ÇWhen you’re ready for the end of a conversation, it’s natural to look for an easy phrase that signals you want to change the subject. Maybe you say something like “well, that’s what it is” or “just forget about it”. While this puts an insistent period at the end of a stale exchange, it can also compromise your health. Psychologists refer to these phrases as thought-ending clichés. And while they are needed every now and then, they can come at a mental cost if employed too often.
What are thought-ending clichés?
The term “thought-ending cliché” was coined by Robert Jay Lifton in his 1961 book Thought Reform and the Psychology of Totalism, who outlined his theories on ego formation. “The language of the totalist environment is characterized by the thought-ending cliché,” writes Lifton. “The most comprehensive and complex human problems are compressed into short, highly reductive sentences that sound definitive, easily memorized and easily expressed. They become the beginning and end of any ideological analysis.”

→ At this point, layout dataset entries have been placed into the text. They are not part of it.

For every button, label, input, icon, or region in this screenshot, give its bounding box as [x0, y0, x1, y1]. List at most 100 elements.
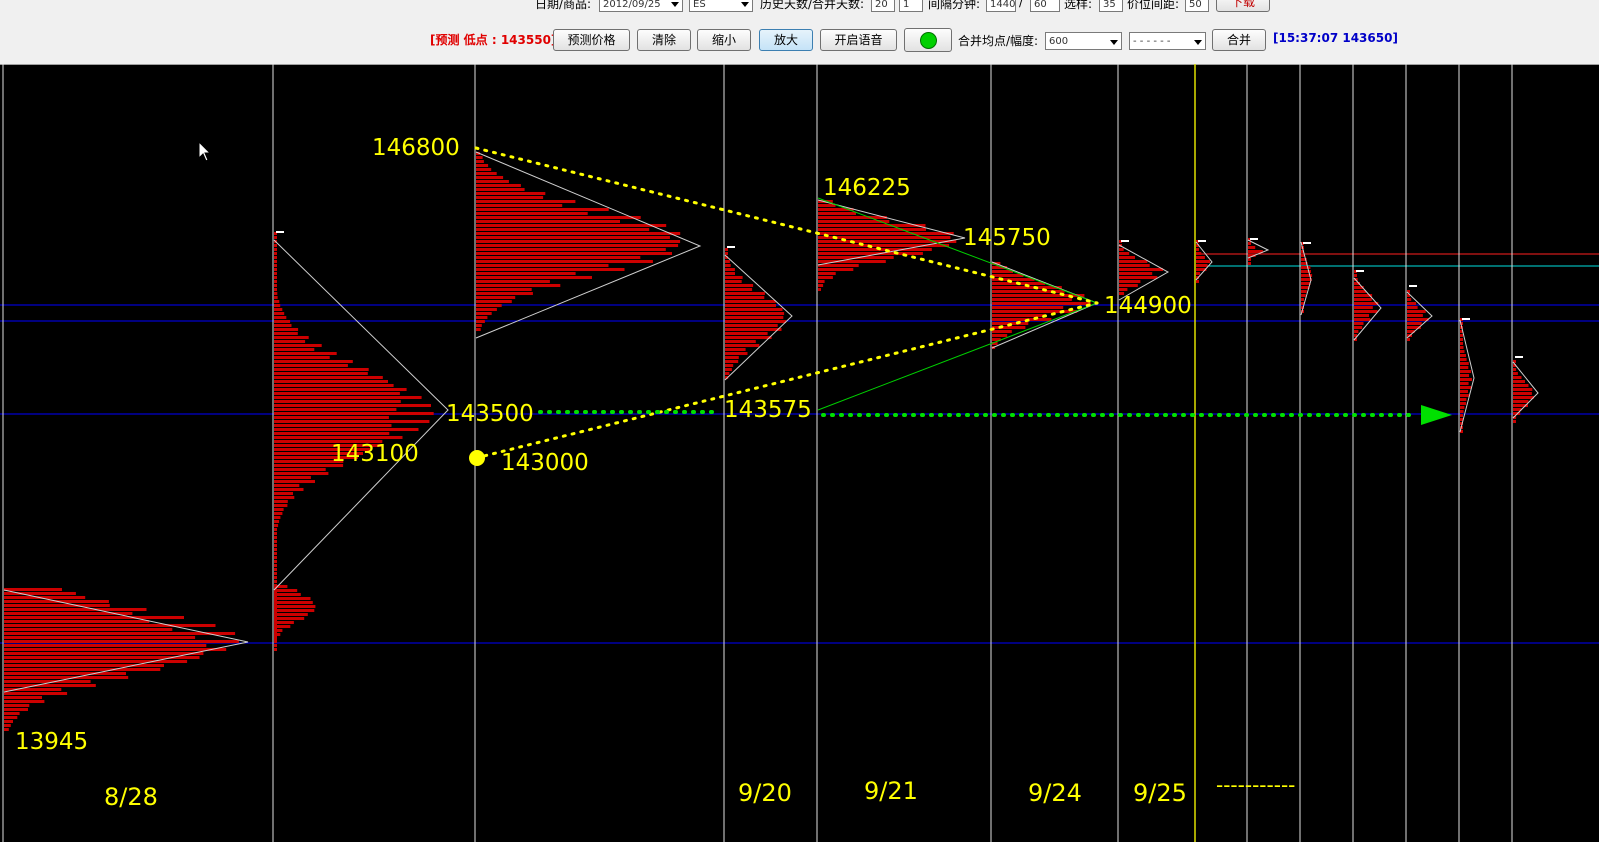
- market-profile-chart: [0, 64, 1599, 842]
- profile-bar: [4, 652, 204, 655]
- clock-price-status: [15:37:07 143650]: [1273, 31, 1398, 45]
- profile-bar: [274, 609, 315, 612]
- zoom-in-button[interactable]: 放大: [759, 29, 813, 51]
- interval-b-input[interactable]: 60: [1030, 0, 1060, 12]
- symbol-select-value: ES: [693, 0, 706, 10]
- profile-bar: [1460, 402, 1467, 405]
- profile-bar: [1460, 406, 1465, 409]
- merge-amplitude-select[interactable]: 600: [1045, 32, 1122, 50]
- profile-bar: [274, 544, 277, 547]
- profile-bar: [725, 248, 728, 251]
- profile-bar: [1119, 276, 1158, 279]
- date-select[interactable]: 2012/09/25: [599, 0, 683, 12]
- download-button[interactable]: 下载: [1216, 0, 1270, 12]
- profile-bar: [476, 200, 576, 203]
- chart-area[interactable]: 146800 146225 145750 144900 143500 14357…: [0, 64, 1599, 842]
- profile-bar: [274, 284, 277, 287]
- profile-bar: [1460, 382, 1469, 385]
- profile-bar: [274, 352, 337, 355]
- merge-days-input[interactable]: 1: [899, 0, 923, 12]
- profile-bar: [818, 232, 954, 235]
- profile-bar: [1460, 334, 1463, 337]
- history-days-input[interactable]: 20: [871, 0, 895, 12]
- profile-bar: [274, 308, 283, 311]
- profile-bar: [476, 232, 681, 235]
- status-light-button[interactable]: [904, 28, 952, 52]
- profile-tick: [1356, 270, 1364, 272]
- profile-bar: [725, 336, 772, 339]
- profile-bar: [1196, 256, 1205, 259]
- profile-bar: [725, 296, 765, 299]
- profile-bar: [274, 400, 401, 403]
- profile-bar: [274, 268, 277, 271]
- profile-bar: [274, 536, 277, 539]
- price-label: 145750: [963, 225, 1051, 251]
- profile-bar: [274, 356, 330, 359]
- profile-bar: [1354, 314, 1369, 317]
- profile-bar: [4, 708, 28, 711]
- profile-bar: [274, 252, 277, 255]
- line-style-select[interactable]: - - - - - -: [1129, 32, 1206, 50]
- profile-bar: [725, 312, 785, 315]
- profile-bar: [274, 236, 277, 239]
- profile-bar: [476, 168, 492, 171]
- profile-bar: [274, 376, 383, 379]
- profile-bar: [992, 318, 1052, 321]
- profile-bar: [274, 532, 277, 535]
- profile-bar: [274, 264, 277, 267]
- profile-bar: [725, 264, 731, 267]
- zoom-out-button[interactable]: 缩小: [697, 29, 751, 51]
- spacing-input[interactable]: 50: [1185, 0, 1209, 12]
- profile-bar: [4, 676, 129, 679]
- profile-bar: [274, 332, 298, 335]
- voice-toggle-button[interactable]: 开启语音: [820, 29, 897, 51]
- profile-bar: [1196, 280, 1199, 283]
- profile-bar: [4, 640, 239, 643]
- profile-bar: [1196, 248, 1199, 251]
- profile-bar: [1354, 318, 1371, 321]
- merge-button[interactable]: 合并: [1212, 29, 1266, 51]
- mouse-cursor-icon: [198, 141, 212, 162]
- profile-bar: [274, 468, 326, 471]
- profile-bar: [1354, 274, 1357, 277]
- price-label: 143575: [724, 397, 812, 423]
- profile-bar: [1354, 290, 1367, 293]
- profile-bar: [1460, 338, 1463, 341]
- clear-button[interactable]: 清除: [637, 29, 691, 51]
- profile-bar: [4, 720, 13, 723]
- chevron-down-icon: [741, 2, 749, 7]
- profile-bar: [1513, 380, 1525, 383]
- profile-bar: [476, 240, 681, 243]
- pick-input[interactable]: 35: [1099, 0, 1123, 12]
- profile-bar: [1407, 306, 1418, 309]
- profile-bar: [274, 480, 315, 483]
- profile-bar: [274, 601, 313, 604]
- date-label: 8/28: [104, 783, 158, 811]
- forecast-price-button[interactable]: 预测价格: [553, 29, 630, 51]
- profile-bar: [1513, 420, 1516, 423]
- date-label: 9/21: [864, 777, 918, 805]
- profile-bar: [274, 564, 277, 567]
- profile-bar: [274, 248, 277, 251]
- profile-bar: [274, 436, 403, 439]
- profile-bar: [4, 624, 216, 627]
- profile-bar: [274, 548, 277, 551]
- price-label: 13945: [15, 729, 89, 755]
- profile-bar: [4, 608, 147, 611]
- profile-bar: [274, 589, 298, 592]
- profile-bar: [476, 284, 561, 287]
- profile-bar: [725, 316, 784, 319]
- profile-bar: [725, 348, 746, 351]
- profile-bar: [1196, 260, 1211, 263]
- profile-bar: [476, 220, 620, 223]
- profile-bar: [1354, 306, 1373, 309]
- profile-bar: [274, 392, 400, 395]
- interval-a-input[interactable]: 1440: [986, 0, 1016, 12]
- profile-bar: [1460, 342, 1463, 345]
- profile-bar: [1460, 366, 1469, 369]
- profile-bar: [1196, 252, 1202, 255]
- profile-bar: [274, 320, 291, 323]
- status-light-icon: [919, 32, 937, 49]
- symbol-select[interactable]: ES: [689, 0, 753, 12]
- price-label: 143000: [501, 450, 589, 476]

In less academic language, Lifton is pointing to the human tendency to take complex feelings, concepts, and policies and reduce them to short, clever sentences that aren’t necessarily false, but don’t tell the full story. A great example is when political parties say something like “this is all part of the liberal agenda…” or “this is all part of the republican strategy to…” While these dismissals are not entirely false, they do bring conversation to a impasse and prevent people from thinking more deeply about important issues.
12 common clichés that end
Below, find some thought-ending clichés specifically aimed at mental health. And remember, if you’re struggling to take care of your brain’s well-being or finding yourself relying on these clichés often, it’s worth talking to a professional who can help you develop more sustainable self-talk skills.
- “It is what it is.”
- “So it goes.”
- “Can be worse.”
- “Time heals everything.”
- “Someone out there has it worse than you.”
- “What does not kill you make you stronger.”
- “It’s always dark before dawn.”
- “This should pass too.”
- “It’s all about balance.”
- “Try to look on the bright side.”
- “The sun will come out tomorrow.”
- “The only way out is through.”
How to avoid clichés that end with thought
Once you start hearing thought-ending clichés, you’ll hear them everywhere (often disguised as toxic positivity). Even common pieces of popular wisdom such as “everything happens for a reason” technically fall prey to this human need to simplify, simplify, simplify. Some of the most harmful and reducing can be found in the field of mental health. For example, if you’re feeling depressed or anxious and someone says something like, “Hold on,” you’re likely to feel worse, not better.
That said, now that you to meet terminology, you can identify when you (or someone around you) is using this tactic. Then you may decide to reframe your own thoughts, or consider whether you can communicate to your partner why these kinds of phrases just aren’t helpful. At the very least, you’ll have a better understanding of why people feel the urge to boil things down to concise, basic sentences. And hey, at the risk of using my own thought-ending cliché, this is better than nothing.